Bâtir la confiance, Donner du sens au futur

Le Figaro 19.11.2015

INTERVIEW - Alors qu'un nouveau CCE se tient ce jeudi, l'atmosphère reste électrique au sein de la compagnie. Si la direction insiste pour poursuivre les négociations, elle risque de bloquer complètement la situation, prévient Brigitte Wartelle, associée au cabinet de conseil en management Stratorg group.

LE FIGARO - Peut-on encore parler de dialogue social chez Air France ?

Brigitte Wartelle - Tout dépend de ce que l'on veut dire par dialogue social. La direction affirme qu'il y en a un car plusieurs accords ont été signés. Mais je pense qu'il ne s'agit pas vraiment de dialogue. C'est plutôt une sorte de processus réglementaire. Or négocier un accord qui a déjà toutes les chances d'être appliqué, ce n'est pas forcément dialoguer.

Qui est responsable de ce blocage?

C'est difficile à dire. Une chose est sûre: ce n'est pas bon de fonctionner par ultimatum avec un calendrier aussi serré, comme le fait la direction (la fin des négociations a été fixée à janvier, ndlr). Ce choix a eu pour conséquence d'unir tous les syndicats contre elle. Et aujourd'hui, il y a un vrai bras de fer entre les deux parties. Les syndicats vont essayer de mettre tout leur poids dans la suite des discussions. Je ne vois pas comment la compagnie pourrait s'en sortir en poursuivant ainsi.

Quelle serait la solution pour dénouer la situation?

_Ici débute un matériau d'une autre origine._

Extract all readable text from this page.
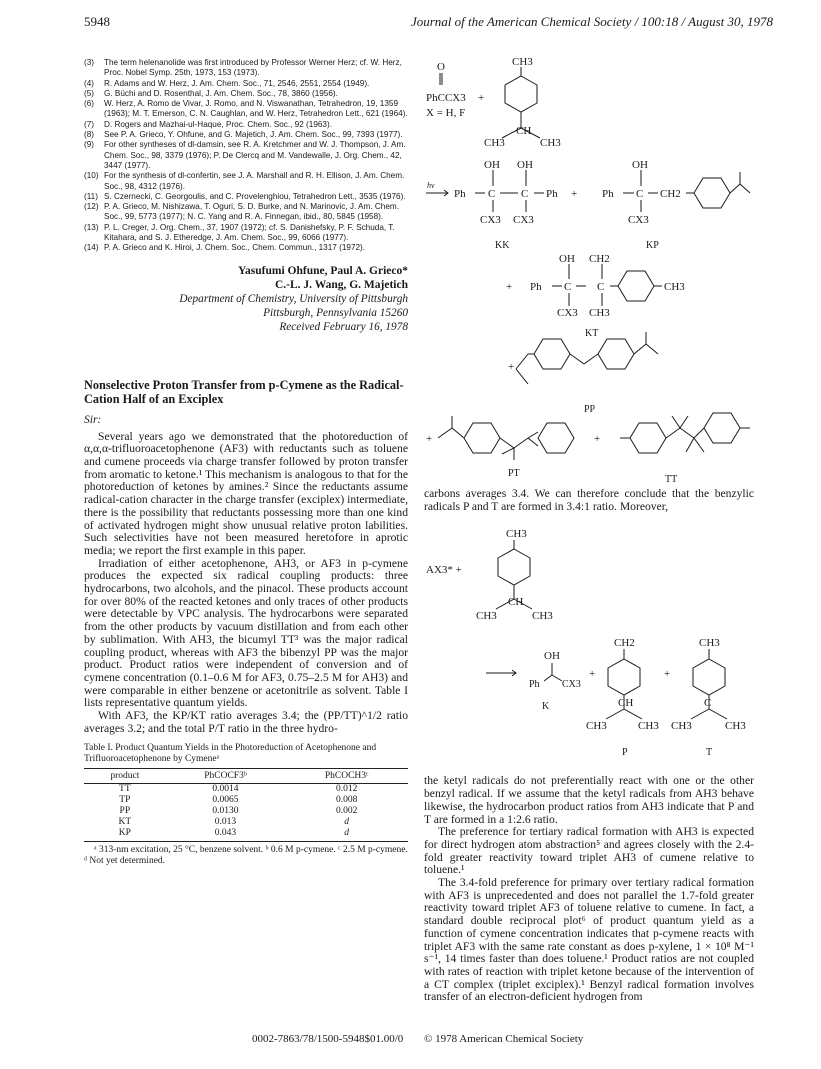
5948	Journal of the American Chemical Society / 100:18 / August 30, 1978
(3) The term helenanolide was first introduced by Professor Werner Herz; cf. W. Herz, Proc. Nobel Symp. 25th, 1973, 153 (1973).
(4) R. Adams and W. Herz, J. Am. Chem. Soc., 71, 2546, 2551, 2554 (1949).
(5) G. Büchi and D. Rosenthal, J. Am. Chem. Soc., 78, 3860 (1956).
(6) W. Herz, A. Romo de Vivar, J. Romo, and N. Viswanathan, Tetrahedron, 19, 1359 (1963); M. T. Emerson, C. N. Caughlan, and W. Herz, Tetrahedron Lett., 621 (1964).
(7) D. Rogers and Mazhai-ul-Haque, Proc. Chem. Soc., 92 (1963).
(8) See P. A. Grieco, Y. Ohfune, and G. Majetich, J. Am. Chem. Soc., 99, 7393 (1977).
(9) For other syntheses of dl-damsin, see R. A. Kretchmer and W. J. Thompson, J. Am. Chem. Soc., 98, 3379 (1976); P. De Clercq and M. Vandewalle, J. Org. Chem., 42, 3447 (1977).
(10) For the synthesis of dl-confertin, see J. A. Marshall and R. H. Ellison, J. Am. Chem. Soc., 98, 4312 (1976).
(11) S. Czernecki, C. Georgoulis, and C. Provelenghiou, Tetrahedron Lett., 3535 (1976).
(12) P. A. Grieco, M. Nishizawa, T. Oguri, S. D. Burke, and N. Marinovic, J. Am. Chem. Soc., 99, 5773 (1977); N. C. Yang and R. A. Finnegan, ibid., 80, 5845 (1958).
(13) P. L. Creger, J. Org. Chem., 37, 1907 (1972); cf. S. Danishefsky, P. F. Schuda, T. Kitahara, and S. J. Etheredge, J. Am. Chem. Soc., 99, 6066 (1977).
(14) P. A. Grieco and K. Hiroi, J. Chem. Soc., Chem. Commun., 1317 (1972).
Yasufumi Ohfune, Paul A. Grieco*
C.-L. J. Wang, G. Majetich
Department of Chemistry, University of Pittsburgh
Pittsburgh, Pennsylvania 15260
Received February 16, 1978
Nonselective Proton Transfer from p-Cymene as the Radical-Cation Half of an Exciplex
Sir:

Several years ago we demonstrated that the photoreduction of α,α,α-trifluoroacetophenone (AF3) with reductants such as toluene and cumene proceeds via charge transfer followed by proton transfer from aromatic to ketone.¹ This mechanism is analogous to that for the photoreduction of ketones by amines.² Since the reductants assume radical-cation character in the charge transfer (exciplex) intermediate, there is the possibility that reductants possessing more than one kind of activated hydrogen might show unusual relative proton labilities. Such selectivities have not been measured heretofore in aprotic media; we report the first example in this paper.

Irradiation of either acetophenone, AH3, or AF3 in p-cymene produces the expected six radical coupling products: three hydrocarbons, two alcohols, and the pinacol. These products account for over 80% of the reacted ketones and only traces of other products were detectable by VPC analysis. The hydrocarbons were separated from the other products by vacuum distillation and from each other by sublimation. With AH3, the bicumyl TT³ was the major radical coupling product, whereas with AF3 the bibenzyl PP was the major product. Product ratios were independent of conversion and of cymene concentration (0.1–0.6 M for AF3, 0.75–2.5 M for AH3) and were comparable in either benzene or acetonitrile as solvent. Table I lists representative quantum yields.

With AF3, the KP/KT ratio averages 3.4; the (PP/TT)^1/2 ratio averages 3.2; and the total P/T ratio in the three hydro-

Table I. Product Quantum Yields in the Photoreduction of Acetophenone and Trifluoroacetophenone by Cymeneᵃ
product	PhCOCF3ᵇ	PhCOCH3ᶜ
TT	0.0014	0.012
TP	0.0065	0.008
PP	0.0130	0.002
KT	0.013	d
KP	0.043	d
ᵃ 313-nm excitation, 25 °C, benzene solvent. ᵇ 0.6 M p-cymene. ᶜ 2.5 M p-cymene. ᵈ Not yet determined.
CH3
O
PhCCX3 +
X = H, F
CH
CH3	CH3
hν
OH OH
Ph C C Ph
CX3 CX3
KK
+ Ph
OH
C CH2
CX3
KP
+ Ph
OH CH2
C C
CX3 CH3
CH3
KT
+
PP
+	+
PT
TT

carbons averages 3.4. We can therefore conclude that the benzylic radicals P and T are formed in 3.4:1 ratio. Moreover,

CH3
AX3* +
CH
CH3	CH3
OH
Ph CX3
K
+
CH2
CH
CH3	CH3
P
+
CH3
C
CH3	CH3
T

the ketyl radicals do not preferentially react with one or the other benzyl radical. If we assume that the ketyl radicals from AH3 behave likewise, the hydrocarbon product ratios from AH3 indicate that P and T are formed in a 1:2.6 ratio.

The preference for tertiary radical formation with AH3 is expected for direct hydrogen atom abstraction⁵ and agrees closely with the 2.4-fold greater reactivity toward triplet AH3 of cumene relative to toluene.¹

The 3.4-fold preference for primary over tertiary radical formation with AF3 is unprecedented and does not parallel the 1.7-fold greater reactivity toward triplet AF3 of toluene relative to cumene. In fact, a standard double reciprocal plot⁶ of product quantum yield as a function of cymene concentration indicates that p-cymene reacts with triplet AF3 with the same rate constant as does p-xylene, 1 × 10⁸ M⁻¹ s⁻¹, 14 times faster than does toluene.¹ Product ratios are not coupled with rates of reaction with triplet ketone because of the intervention of a CT complex (triplet exciplex).¹ Benzyl radical formation involves transfer of an electron-deficient hydrogen from

0002-7863/78/1500-5948$01.00/0 © 1978 American Chemical Society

Aujourd'hui, je ne constate aucune volonté de la part des deux parties d'apaiser la situation. Mais lorsque l'on arrive à un point où l'on ne peut plus se parler, il faut de l'apaisement. La solution serait de faire une pause dans la négociation le temps de laisser retomber un peu la pression. Ensuite, il faudait rebâtir la confiance entre les deux parties. Pour cela, il faut d'abord proposer des petits changements plutôt que d'aller à une négociation frontale sur un vaste projet de restructuration. Ce n'est que comme ça que l'on rentre dans un processus de dialogue. L'idée est de discuter pour changer les postures à plus petite échelle. Prendre ce temps est nécessaire pour le futur de l'entreprise.

Mais Air France affirme qu'elle doit agir rapidement pour sauver la compagnie…

L'urgence économique a toujours été un levier pour mettre les gens dos au mur. C'est étouffant. La compagnie doit accepter de prendre du recul et de redonner du temps au temps.

Comment faire pour que ce type de crise ne se reproduise plus?

La seule solution est de prendre le temps de discuter de l'avenir de l'entreprise avant que cela ne devienne urgent. C'est compliqué mais il faut prendre le temps de se mettre autour de la table pour parler des sujets avant qu'ils ne deviennent chauds.